Ces cours à distance, vous le dites, ne marchent pas avec tout le monde. Un chapitre y est consacré dans votre livre qui s'appelle les digital natives. C'est comme ça que vous appelez ces jeunes, et vous dites "on peut savoir jouer à Fortnite mais ne pas savoir se servir d'un logiciel de traitement de texte" : "Exactement. Ce que j'ai tenu à mettre en lumière dans ce chapitre, c'est ce que j'appelle la fracture numérique de second degré. La fracture numérique de premier degré est celle que l'on connait depuis les années 90, elle est liée au matériel. C'est déjà un problème, on en a beaucoup parlé. Mes élèves ont du matériel numérique comme un smartphone ou une télévision connectée, mais très peu possèdent un ordinateur portable. Ça, c'est déjà une fracture numérique de premier degré. Mais effectivement, j'ai tenu à parler de la fracture numérique de second degré qui est liée aux usages qu'on fait de ces outils numériques. On m'a fait lire le livre Petite Poucette de Michel Serres dans lequel il dit que tous les jeunes sont des digital natives, à l'aise avec l'outil numérique et qu'on doit adapter l'enseignement par rapport à ça. Et c'est vrai qu'une fois sur le terrain, on voit que pas du tout. Les élèves possèdent tous un outil numérique, ils savent utiliser Fortnite ou aller sur Snapchat, mais dès qu'ils doivent faire un usage éducatif de cet outil numérique, il y a une vraie difficulté et ils ont du mal avec des taches simples comme ouvrir un navigateur, taper un site sur une barre d'adresse".

Comment récupérer ces décrocheurs ? Comment comptez-vous faire à la rentrée ? "Vous savez, je reste optimiste. Pour moi, les élèves qu'on dit "décrocheurs", vont revenir, je pense que, durant ces derniers mois, on a beaucoup parlé d'élèves décrocheurs, et je crois que la définition qu'on a donnée à ce terme est différente de la définition scientifique. Un élève décrocheur, c'est un élève qui a des difficultés, ce n'est pas un élève qui a séché les cours pendant le confinement et après le déconfinement, ce qui est grave.
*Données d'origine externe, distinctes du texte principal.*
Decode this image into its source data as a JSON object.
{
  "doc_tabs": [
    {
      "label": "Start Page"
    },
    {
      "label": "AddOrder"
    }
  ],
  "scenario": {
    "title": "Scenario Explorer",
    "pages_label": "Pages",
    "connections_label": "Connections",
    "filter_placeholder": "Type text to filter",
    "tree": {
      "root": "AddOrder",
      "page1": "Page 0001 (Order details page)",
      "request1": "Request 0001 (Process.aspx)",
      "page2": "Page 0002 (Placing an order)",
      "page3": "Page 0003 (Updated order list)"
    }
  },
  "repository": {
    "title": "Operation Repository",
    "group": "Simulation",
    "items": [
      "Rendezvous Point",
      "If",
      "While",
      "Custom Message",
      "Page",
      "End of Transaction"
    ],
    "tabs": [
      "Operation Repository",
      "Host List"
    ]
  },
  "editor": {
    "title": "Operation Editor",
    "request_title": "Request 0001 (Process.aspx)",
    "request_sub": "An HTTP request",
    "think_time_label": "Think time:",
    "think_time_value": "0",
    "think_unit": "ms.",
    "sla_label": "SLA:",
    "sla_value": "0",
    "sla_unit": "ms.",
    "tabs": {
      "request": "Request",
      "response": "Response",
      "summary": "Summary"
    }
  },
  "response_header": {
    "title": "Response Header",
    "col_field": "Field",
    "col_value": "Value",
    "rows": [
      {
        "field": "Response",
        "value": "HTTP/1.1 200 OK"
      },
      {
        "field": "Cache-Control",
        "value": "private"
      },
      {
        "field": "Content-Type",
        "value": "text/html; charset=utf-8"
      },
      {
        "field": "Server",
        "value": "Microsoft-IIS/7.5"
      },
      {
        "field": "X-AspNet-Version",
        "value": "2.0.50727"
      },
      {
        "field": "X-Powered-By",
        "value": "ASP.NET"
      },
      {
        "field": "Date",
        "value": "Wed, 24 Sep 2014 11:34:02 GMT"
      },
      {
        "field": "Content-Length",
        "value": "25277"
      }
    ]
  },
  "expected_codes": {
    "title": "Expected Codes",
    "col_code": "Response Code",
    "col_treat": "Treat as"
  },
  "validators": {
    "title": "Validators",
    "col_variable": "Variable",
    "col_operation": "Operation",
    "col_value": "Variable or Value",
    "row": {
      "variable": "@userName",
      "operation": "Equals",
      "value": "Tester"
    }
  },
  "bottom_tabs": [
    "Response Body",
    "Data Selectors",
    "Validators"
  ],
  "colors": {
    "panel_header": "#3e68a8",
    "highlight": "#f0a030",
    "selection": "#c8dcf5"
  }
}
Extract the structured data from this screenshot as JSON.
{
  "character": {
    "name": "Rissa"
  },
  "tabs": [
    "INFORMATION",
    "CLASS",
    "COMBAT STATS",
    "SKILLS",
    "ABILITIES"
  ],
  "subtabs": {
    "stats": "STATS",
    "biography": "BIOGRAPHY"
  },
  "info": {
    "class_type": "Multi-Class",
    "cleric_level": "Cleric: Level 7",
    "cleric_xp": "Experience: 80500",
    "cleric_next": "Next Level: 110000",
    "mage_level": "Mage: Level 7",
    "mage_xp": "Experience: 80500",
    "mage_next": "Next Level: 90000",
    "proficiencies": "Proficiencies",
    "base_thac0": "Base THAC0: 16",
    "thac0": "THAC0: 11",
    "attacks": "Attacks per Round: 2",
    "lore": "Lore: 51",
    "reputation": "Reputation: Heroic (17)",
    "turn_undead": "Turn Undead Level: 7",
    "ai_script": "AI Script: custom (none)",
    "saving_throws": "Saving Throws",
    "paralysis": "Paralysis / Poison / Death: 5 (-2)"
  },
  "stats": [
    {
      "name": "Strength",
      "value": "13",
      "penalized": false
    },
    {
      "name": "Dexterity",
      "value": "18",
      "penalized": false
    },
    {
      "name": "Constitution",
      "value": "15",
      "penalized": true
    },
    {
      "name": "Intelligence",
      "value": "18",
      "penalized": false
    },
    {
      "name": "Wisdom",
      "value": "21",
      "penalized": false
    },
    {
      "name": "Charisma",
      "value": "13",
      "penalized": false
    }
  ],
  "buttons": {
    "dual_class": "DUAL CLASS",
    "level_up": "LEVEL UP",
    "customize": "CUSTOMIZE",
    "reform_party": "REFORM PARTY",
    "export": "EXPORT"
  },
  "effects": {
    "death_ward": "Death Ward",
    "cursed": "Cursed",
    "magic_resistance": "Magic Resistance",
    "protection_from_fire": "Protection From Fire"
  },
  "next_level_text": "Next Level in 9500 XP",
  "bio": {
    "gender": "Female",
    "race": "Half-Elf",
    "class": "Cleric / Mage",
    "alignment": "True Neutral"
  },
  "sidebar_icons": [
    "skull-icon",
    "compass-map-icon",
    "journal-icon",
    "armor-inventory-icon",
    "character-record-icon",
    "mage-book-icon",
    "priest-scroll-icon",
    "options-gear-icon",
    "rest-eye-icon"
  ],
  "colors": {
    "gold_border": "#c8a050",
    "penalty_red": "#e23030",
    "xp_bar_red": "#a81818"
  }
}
Un élève décrocheur, c'est quelqu'un qui ne croit plus à l'école, qui ne pense pas qu'elle va pouvoir lui apporter quoi que ce soit et qui la quitte. Je ne crois pas que ces élèves ont quitté l'école. Je pense qu'ils ont eu du mal à revenir. Je pense qu'avec la rentrée, même si on lui donne des airs de normalité, j'espère les récupérer. Le retard pris ces derniers mois ne pourra peut-être pas être récupéré entièrement mais je compte sur la présence de tout le monde. J'ai de l'optimisme et de l'empathie."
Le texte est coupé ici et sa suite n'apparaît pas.